Jobs Numbers: Today's Unemployed Are Better At Managing Risk Than Business Leaders

Impact

I recently had an online discussion with one libertarian friend after he posted an allegorical morality tale about a professor who gave all his students the same low grade regardless of their effort: in the end the best students stopped bothering and slid down to the same level as the worst students.

Nice fable, but totally disconnected from reality. If this is true, I asked him, then why don’t we see people with well-paying jobs quit and go on welfare, since according to the tale’s logic – why even bother to work? I received no coherent answer from him. But somehow it’s hard to imagine that anyone with a well-paying job today, especially in his industry (hedge funds) would voluntarily quit and fashion himself into a modern-day John Galt. If there’s money to be made the businesses will exist and there will always be a cache of people willing to take that job.
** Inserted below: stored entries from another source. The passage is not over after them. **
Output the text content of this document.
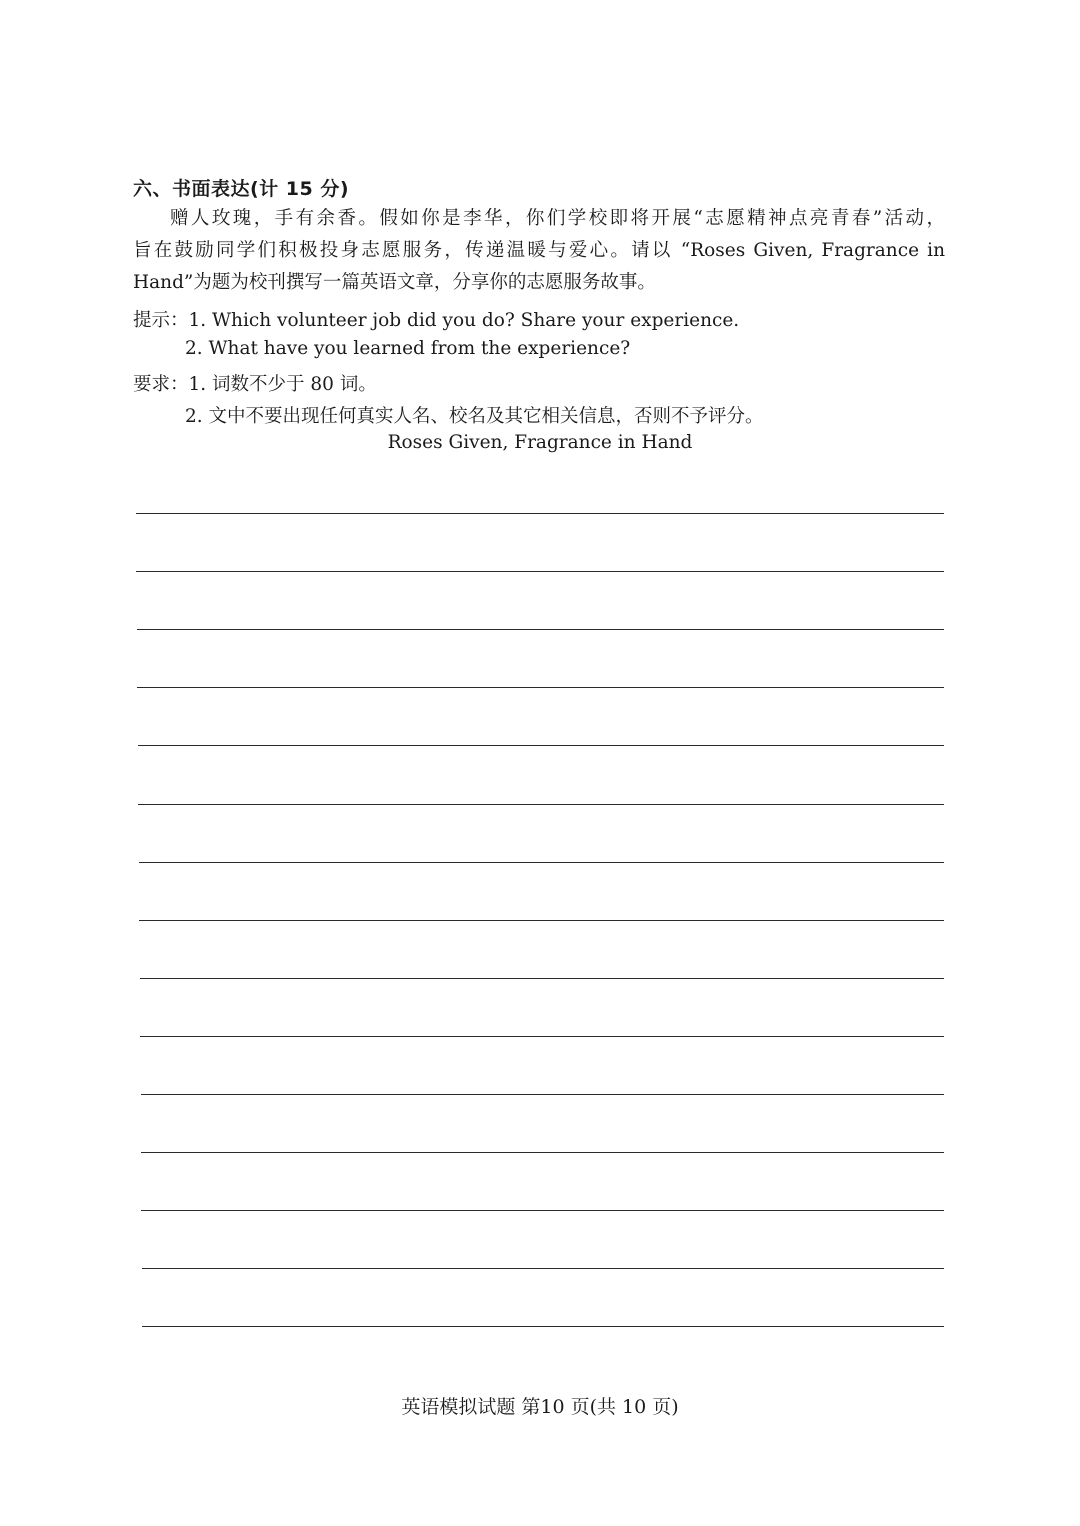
六、书面表达(计 15 分)
赠人玫瑰，手有余香。假如你是李华，你们学校即将开展“志愿精神点亮青春”活动，
旨在鼓励同学们积极投身志愿服务，传递温暖与爱心。请以 “Roses Given, Fragrance in
Hand”为题为校刊撰写一篇英语文章，分享你的志愿服务故事。
提示：1. Which volunteer job did you do? Share your experience.
2. What have you learned from the experience?
要求：1. 词数不少于 80 词。
2. 文中不要出现任何真实人名、校名及其它相关信息，否则不予评分。
Roses Given, Fragrance in Hand
英语模拟试题 第10 页(共 10 页)
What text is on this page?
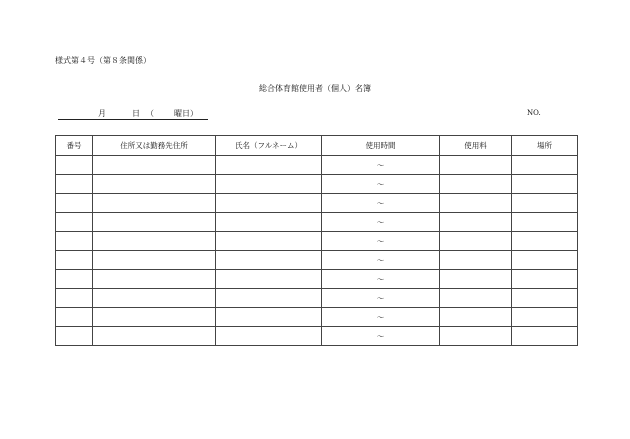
様式第４号（第８条関係）
総合体育館使用者（個人）名簿
月	日 （	曜日）	NO.
番号	住所又は勤務先住所	氏名（フルネーム）	使用時間	使用料	場所
			～		
			～		
			～		
			～		
			～		
			～		
			～		
			～		
			～		
			～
Certainty (or lack of) is a word we hear a lot these days from business leaders. Businesses, they say, can’t do any planning or hiring because of “uncertain market or regulatory conditions.” That’s a lame excuse: when do we ever have certainty?

“A thought for my fellow CEOs: Of course, the immediate future is uncertain; America has faced the unknown since 1776. It's just that sometimes people focus on the myriad of uncertainties that always exist while at other times they ignore them (usually because the recent past has been uneventful),” said Warren Buffett, an investor who knows a thing or two about thriving in ambiguous times, counsels in his recent letter to fellow CEOs.

It’s also rather strange to hear complaints about uncertainty coming from the supposedly risk-taking and entrepreneurial class, as if one starts or runs a business with an absolute, full-proof confidence of a success. Uncertainty has always existed and the most successful businesses have always known how to exploit it (hint: have a position, a stake in something when others are too scared or unprepared). The very nature of risk-taking, that many entrepreneurs claim to possess, is the uncertainty of the outcome. If one is certain about the outcome it’s not a business – it’s a scam, a political favor, an insider-trading scheme.

And yet many potential employers show lack of perspective, inability to see the big picture. Businesses are cutting staff and hoarding cash and, in a stunning display of shortsightedness, they fail to notice the potential of the human capital. Employees are not just people who work for you, not just an expense to be treated in the most unceremonial manner; they are also customers in a broader economy, they are clients of other nearby businesses.  

“My spending is your income and your spending is my income,” as Paul Krugman keeps repeating on a daily basis.

In an ironic twist of fate it is the unemployed, especially the long-term unemployed, who learned to navigate the new economic landscape better than the suddenly timid business leaders. They had no choice. After years of sending out the resumes, of standing in line in unemployment office, of waiting for help from the government they were purged of their illusions about outside help. Since private sector is not hiring because of “uncertainty” and public sector is not hiring because of the severe budget cuts, the unemployed figured out how to survive on their own. There’s an estimated $2 trillion shadow economy where millions work for cash (nannies, yoga-instructors, dog-walker, website designers).

While we should celebrate such resourcefulness and yes, entrepreneurship, on individual level, we should also be mindful of broader implications of this trend: this is not a healthy development for the overall economy. One, there’s about $500 billion tax shortfall from this unreported cash income, which leads to a second potential problem: the further disintegration of the social contract, of the sense that we’re all in this together. When a large chunk of the population, whether by choice or by necessity, operates under the radar it puts legitimate businesses at a disadvantage, shortchanges the system and puts burden on those who pay their taxes.

Perhaps, it’s time for businesses to reexamine their approach to human capital. For many local and midsize businesses the employees and the customer base are often the same people. Moreover, businesses with good products to sell, happy employees and loyal customer base are better positioned to expand and compete. If they hire and retain talent when things are slow they won’t have to waste time on employee search and training when the economy eventually takes off. If that’s not convincing enough, then there are always opportunistic investors like Buffett that can come to your rescue: “If you are a CEO who has some large, profitable project you are shelving because of short-term worries, call Berkshire. Let us unburden you.”